RCN Northern Ireland director Pat Cullen said: “With around 2,800 vacant nursing posts in the HSC [Health and Social Care Board – the organisation that commissions health services in Northern Ireland], record levels of money being spent on agency staff to plug gaps and nurses’ pay sliding further and further behind the rest of the UK, our members have had enough. The concerns of nurses were raised again and again over a number of years, but this has continued to fall on deaf ears.

“The future of the HSC is now at a crossroads and we all wish to see a rapid solution to the patient safety crisis and the stark pay inequalities between those in Northern Ireland and the rest of the UK.”

Unison regional secretary Patricia McKeown suggested that patients and nursing staff were being “used as pawns in a political game”.

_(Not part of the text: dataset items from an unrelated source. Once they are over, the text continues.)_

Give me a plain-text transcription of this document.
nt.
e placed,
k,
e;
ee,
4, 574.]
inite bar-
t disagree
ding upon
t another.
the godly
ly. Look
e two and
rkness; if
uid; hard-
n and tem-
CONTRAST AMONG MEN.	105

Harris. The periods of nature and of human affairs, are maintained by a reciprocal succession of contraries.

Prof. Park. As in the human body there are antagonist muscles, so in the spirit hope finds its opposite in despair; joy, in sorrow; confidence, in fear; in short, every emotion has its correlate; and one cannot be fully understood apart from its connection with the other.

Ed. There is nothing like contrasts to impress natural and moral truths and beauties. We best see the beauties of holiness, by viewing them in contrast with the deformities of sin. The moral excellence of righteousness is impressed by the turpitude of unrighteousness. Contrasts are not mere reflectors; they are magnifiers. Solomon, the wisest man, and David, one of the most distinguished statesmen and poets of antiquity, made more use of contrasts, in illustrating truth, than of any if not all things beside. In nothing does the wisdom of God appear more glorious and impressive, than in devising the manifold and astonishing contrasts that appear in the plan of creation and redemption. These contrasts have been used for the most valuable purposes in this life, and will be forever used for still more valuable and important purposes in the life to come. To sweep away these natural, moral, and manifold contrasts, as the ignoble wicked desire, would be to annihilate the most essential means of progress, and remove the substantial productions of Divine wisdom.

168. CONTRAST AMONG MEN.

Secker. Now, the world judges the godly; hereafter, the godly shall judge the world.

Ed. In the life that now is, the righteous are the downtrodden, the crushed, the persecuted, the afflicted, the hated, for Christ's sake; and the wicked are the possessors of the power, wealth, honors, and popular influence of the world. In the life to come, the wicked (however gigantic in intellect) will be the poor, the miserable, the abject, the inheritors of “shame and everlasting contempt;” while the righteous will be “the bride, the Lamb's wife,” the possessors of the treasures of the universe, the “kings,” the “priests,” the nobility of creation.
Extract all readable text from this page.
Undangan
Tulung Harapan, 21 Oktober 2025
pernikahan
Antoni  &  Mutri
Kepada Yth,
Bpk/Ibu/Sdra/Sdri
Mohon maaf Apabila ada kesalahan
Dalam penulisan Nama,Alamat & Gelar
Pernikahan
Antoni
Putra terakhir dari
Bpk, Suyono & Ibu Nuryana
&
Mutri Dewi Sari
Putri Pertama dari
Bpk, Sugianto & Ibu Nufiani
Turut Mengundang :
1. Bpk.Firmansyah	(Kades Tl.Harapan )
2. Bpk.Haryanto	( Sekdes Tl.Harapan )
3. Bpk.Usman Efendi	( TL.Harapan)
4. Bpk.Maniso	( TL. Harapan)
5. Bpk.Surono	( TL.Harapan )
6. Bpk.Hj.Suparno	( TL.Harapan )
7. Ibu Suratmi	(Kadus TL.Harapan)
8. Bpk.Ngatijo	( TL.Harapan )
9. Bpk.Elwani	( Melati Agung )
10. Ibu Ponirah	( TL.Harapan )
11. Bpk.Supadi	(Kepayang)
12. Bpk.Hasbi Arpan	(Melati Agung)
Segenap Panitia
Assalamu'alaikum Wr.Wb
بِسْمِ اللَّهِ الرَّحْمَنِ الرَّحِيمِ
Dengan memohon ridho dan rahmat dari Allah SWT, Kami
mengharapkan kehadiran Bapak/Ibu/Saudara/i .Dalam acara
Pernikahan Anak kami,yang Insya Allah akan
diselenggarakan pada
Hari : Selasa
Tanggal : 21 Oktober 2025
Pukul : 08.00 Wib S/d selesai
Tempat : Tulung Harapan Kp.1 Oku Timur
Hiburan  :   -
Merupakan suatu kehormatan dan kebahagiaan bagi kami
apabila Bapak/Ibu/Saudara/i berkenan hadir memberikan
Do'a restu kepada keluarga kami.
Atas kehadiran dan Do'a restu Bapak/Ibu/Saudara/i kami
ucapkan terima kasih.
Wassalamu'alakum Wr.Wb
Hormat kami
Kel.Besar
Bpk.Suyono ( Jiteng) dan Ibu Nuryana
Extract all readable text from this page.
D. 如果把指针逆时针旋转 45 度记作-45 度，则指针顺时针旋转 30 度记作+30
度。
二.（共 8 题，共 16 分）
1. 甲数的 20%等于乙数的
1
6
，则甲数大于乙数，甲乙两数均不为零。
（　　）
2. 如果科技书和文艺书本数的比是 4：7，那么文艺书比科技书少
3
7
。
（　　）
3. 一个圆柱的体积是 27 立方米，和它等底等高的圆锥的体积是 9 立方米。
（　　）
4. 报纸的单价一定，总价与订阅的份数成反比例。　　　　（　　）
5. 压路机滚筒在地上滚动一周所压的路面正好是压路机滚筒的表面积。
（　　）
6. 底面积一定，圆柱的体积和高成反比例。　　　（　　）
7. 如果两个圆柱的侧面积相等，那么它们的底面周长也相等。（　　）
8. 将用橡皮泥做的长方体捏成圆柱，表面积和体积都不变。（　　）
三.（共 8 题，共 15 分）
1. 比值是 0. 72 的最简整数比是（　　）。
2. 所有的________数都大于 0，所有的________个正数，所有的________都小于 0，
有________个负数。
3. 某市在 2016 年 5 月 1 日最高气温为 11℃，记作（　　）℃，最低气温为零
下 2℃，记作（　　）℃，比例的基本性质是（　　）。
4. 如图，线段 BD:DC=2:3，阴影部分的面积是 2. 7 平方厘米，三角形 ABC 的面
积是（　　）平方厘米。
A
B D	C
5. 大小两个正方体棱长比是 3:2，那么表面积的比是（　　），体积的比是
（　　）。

“Everyone with power and authority in this society has conceded that our cause is just. We have had ‘sympathy’ from the UK government through the Secretary of State, from all political parties that stood on our picket lines and from the leadership of the health service. But we have no resolution,” she said.

A spokesperson for Northern Ireland’s Health and Social Care Board said: “All Health and Social Care organisations will continue to work alongside the unions to safeguard urgent and time critical care and to mitigate the effects of the disruption.

“This is a very stressful time for everyone involved in the delivery of services and we would ask anyone who is availing of HSC services to respect our staff who will be providing services during what will be an extremely challenging day for all.”